Mais do que se recusar a escolher entre ser flautista ou cantora, compositora ou improvisadora, o que marca seu trabalho é a recusa da definição como regra. Seu som se estrutura na instabilidade, em formas que aparecem para logo serem transformadas, padrões que se insinuam mas não se fixam.
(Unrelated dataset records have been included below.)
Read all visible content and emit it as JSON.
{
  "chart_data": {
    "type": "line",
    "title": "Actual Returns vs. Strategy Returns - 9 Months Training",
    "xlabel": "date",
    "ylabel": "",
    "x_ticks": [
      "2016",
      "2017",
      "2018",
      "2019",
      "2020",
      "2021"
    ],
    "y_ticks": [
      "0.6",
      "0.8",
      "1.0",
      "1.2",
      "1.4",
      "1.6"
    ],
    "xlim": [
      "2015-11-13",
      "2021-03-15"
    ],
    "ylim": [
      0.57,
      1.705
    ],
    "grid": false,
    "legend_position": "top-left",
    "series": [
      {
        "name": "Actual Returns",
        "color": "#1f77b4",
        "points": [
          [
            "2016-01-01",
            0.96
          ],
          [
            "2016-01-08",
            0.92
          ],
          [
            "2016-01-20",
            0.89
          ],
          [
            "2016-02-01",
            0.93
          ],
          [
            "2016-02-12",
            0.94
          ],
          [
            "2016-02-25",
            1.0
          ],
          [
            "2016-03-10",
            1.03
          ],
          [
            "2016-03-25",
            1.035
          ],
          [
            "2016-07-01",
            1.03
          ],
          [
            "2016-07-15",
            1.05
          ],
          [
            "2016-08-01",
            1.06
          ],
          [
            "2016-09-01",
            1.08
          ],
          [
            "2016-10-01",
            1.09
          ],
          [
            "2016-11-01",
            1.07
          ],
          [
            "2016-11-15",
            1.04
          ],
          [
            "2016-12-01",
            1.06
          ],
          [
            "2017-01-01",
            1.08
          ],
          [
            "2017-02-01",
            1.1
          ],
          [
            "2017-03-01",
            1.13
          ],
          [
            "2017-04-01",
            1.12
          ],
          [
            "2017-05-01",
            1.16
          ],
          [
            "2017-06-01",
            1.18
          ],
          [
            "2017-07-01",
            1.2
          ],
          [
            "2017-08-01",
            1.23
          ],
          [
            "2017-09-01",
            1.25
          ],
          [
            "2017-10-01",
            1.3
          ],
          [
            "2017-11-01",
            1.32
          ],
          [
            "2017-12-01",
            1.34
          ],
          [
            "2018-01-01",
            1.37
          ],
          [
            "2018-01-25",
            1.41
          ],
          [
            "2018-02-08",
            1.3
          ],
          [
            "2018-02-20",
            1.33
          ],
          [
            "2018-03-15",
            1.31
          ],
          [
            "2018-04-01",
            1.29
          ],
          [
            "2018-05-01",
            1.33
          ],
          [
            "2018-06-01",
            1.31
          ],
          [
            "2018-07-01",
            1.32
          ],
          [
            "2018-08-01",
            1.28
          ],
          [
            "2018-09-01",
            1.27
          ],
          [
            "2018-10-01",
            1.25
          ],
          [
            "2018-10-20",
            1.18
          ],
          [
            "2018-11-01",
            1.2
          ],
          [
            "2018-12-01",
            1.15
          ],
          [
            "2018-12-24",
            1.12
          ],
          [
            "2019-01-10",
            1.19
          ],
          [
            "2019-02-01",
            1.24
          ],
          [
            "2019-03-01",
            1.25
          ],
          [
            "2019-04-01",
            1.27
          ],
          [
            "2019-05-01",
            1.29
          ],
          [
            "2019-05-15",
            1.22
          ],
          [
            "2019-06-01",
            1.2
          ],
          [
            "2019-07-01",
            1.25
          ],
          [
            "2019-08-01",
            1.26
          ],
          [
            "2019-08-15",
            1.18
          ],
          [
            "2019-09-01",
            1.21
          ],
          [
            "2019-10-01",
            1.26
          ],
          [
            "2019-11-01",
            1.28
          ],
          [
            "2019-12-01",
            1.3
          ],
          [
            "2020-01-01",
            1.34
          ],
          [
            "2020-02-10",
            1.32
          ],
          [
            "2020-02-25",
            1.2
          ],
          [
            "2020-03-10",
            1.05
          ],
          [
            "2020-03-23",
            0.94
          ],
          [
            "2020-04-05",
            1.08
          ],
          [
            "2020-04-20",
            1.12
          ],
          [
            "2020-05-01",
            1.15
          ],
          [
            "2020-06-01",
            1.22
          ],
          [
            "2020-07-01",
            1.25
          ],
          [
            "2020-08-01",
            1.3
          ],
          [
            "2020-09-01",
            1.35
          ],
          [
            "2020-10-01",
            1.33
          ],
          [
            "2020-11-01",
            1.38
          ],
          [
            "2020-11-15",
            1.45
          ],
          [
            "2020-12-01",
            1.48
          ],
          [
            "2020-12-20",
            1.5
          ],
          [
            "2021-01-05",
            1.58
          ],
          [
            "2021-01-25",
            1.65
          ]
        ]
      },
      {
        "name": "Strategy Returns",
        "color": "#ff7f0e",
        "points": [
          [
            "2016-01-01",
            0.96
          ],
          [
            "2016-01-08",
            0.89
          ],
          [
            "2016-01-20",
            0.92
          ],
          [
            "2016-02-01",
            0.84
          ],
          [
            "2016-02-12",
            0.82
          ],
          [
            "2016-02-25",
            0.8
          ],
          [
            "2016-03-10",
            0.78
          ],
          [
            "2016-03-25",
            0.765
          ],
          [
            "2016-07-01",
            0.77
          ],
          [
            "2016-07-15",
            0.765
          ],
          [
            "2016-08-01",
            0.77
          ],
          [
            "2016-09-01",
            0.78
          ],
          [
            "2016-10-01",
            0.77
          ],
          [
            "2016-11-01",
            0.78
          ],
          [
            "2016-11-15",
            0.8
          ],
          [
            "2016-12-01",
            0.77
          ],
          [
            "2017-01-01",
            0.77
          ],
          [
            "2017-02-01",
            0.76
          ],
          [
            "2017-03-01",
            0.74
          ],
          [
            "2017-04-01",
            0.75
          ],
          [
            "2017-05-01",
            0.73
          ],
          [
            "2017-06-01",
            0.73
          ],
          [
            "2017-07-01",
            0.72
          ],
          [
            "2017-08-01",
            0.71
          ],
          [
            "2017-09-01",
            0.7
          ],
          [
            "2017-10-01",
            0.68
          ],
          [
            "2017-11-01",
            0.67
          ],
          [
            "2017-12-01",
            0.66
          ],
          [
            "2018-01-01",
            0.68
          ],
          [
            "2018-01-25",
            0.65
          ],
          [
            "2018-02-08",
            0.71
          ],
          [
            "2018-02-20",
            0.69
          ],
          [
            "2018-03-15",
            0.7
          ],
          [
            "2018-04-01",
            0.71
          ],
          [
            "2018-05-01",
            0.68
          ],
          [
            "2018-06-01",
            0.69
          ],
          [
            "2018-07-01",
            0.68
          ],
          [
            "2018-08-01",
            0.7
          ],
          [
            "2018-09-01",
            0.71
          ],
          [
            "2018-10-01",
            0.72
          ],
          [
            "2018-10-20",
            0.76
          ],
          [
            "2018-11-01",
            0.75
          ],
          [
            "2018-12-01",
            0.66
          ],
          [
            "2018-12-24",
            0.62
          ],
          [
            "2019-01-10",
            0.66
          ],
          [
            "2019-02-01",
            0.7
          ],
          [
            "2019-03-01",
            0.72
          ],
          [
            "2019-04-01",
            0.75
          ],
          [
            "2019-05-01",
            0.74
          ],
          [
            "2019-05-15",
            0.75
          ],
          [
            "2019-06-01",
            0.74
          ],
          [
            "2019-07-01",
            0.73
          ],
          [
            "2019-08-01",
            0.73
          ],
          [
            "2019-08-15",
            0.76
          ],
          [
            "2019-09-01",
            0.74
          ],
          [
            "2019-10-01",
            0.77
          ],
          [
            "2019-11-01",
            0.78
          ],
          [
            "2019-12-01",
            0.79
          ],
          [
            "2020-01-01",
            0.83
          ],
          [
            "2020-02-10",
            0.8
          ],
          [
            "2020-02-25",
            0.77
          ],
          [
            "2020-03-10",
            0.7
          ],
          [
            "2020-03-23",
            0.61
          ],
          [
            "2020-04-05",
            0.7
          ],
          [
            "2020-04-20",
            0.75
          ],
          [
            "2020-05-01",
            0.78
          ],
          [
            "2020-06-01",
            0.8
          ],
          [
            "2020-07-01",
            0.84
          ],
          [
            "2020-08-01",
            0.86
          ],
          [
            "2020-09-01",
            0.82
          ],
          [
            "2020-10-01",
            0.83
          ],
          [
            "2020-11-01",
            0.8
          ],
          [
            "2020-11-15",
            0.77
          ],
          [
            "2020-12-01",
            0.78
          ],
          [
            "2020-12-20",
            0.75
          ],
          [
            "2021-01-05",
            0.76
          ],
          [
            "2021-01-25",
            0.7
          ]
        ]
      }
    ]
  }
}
Essa escuta em aberto, que se permite errar, voltar, repetir e desviar, tem muito a ver com o processo de Clarisse. Ela diz que costuma se gravar sozinha, em casa, e a partir dessas gravações improvisadas vai moldando suas composições. É um método de dentro para fora, que parte da prática, da tentativa. O som nasce como exploração e depois vira estrutura.

Clarisse Aires

As duas faixas que acompanham esta entrevista, gravadas especialmente para a SONA, funcionam como janelas diretas para o processo criativo de Clarisse. Na primeira, Anambezz, uma base construída a partir de camadas de apitos e flautas estabelece uma espécie de solo ruidoso e pulsante, sobre o qual ela improvisa ao vivo. O que se ouve é uma busca. Cada nota parece procurar seu lugar no espaço, como se o som estivesse se organizando enquanto acontece. Já em Pequenos Rituais Cotidianos, a flauta aparece sozinha, livre, sem colchão harmônico ou guia rítmico. Uma situação de risco que revela outro tipo de força, mais concentrada, mais sutil.

Há algo na exposição crua da música de Clarisse que evoca a prática de deep listening, que tem com uma das precursoras a compositora e acordeonista Pauline Oliveros. Trata-se de uma escuta expandida, que abrange não apenas os sons físicos, mas também o ambiente, o corpo, as sensações internas e o silêncio. Oliveros integrou à sua prática o uso criativo da tecnologia e uma dimensão espiritual da escuta, propondo experiências de presença que atravessam o tempo e o espaço sonoro. Embora Clarisse não siga rigidamente esse caminho, há um parentesco evidente. O improviso, em sua obra, surge como uma ferramenta sensível para acessar camadas menos visíveis da criação. Como em Oliveros, escutar aqui é um gesto radical de atenção, que transforma o som em campo de abertura ao desconhecido.

As faixas de Clarisse apresentadas aqui não são exatamente músicas acabadas, no sentido convencional. Elas soam como pequenas mutações, como estruturas em transição, em que a técnica se oferece ao acaso, e o acaso responde de formas inesperadas. É como se a artista estivesse, de fato, trocando de pele ali, diante de nós, não como metáfora vazia, mas como processo vivo.

Henrique Gomes

Henrique Gomes é editor da SONA Magazine, pesquisador e entusiasta de práticas experimentais em som e arte.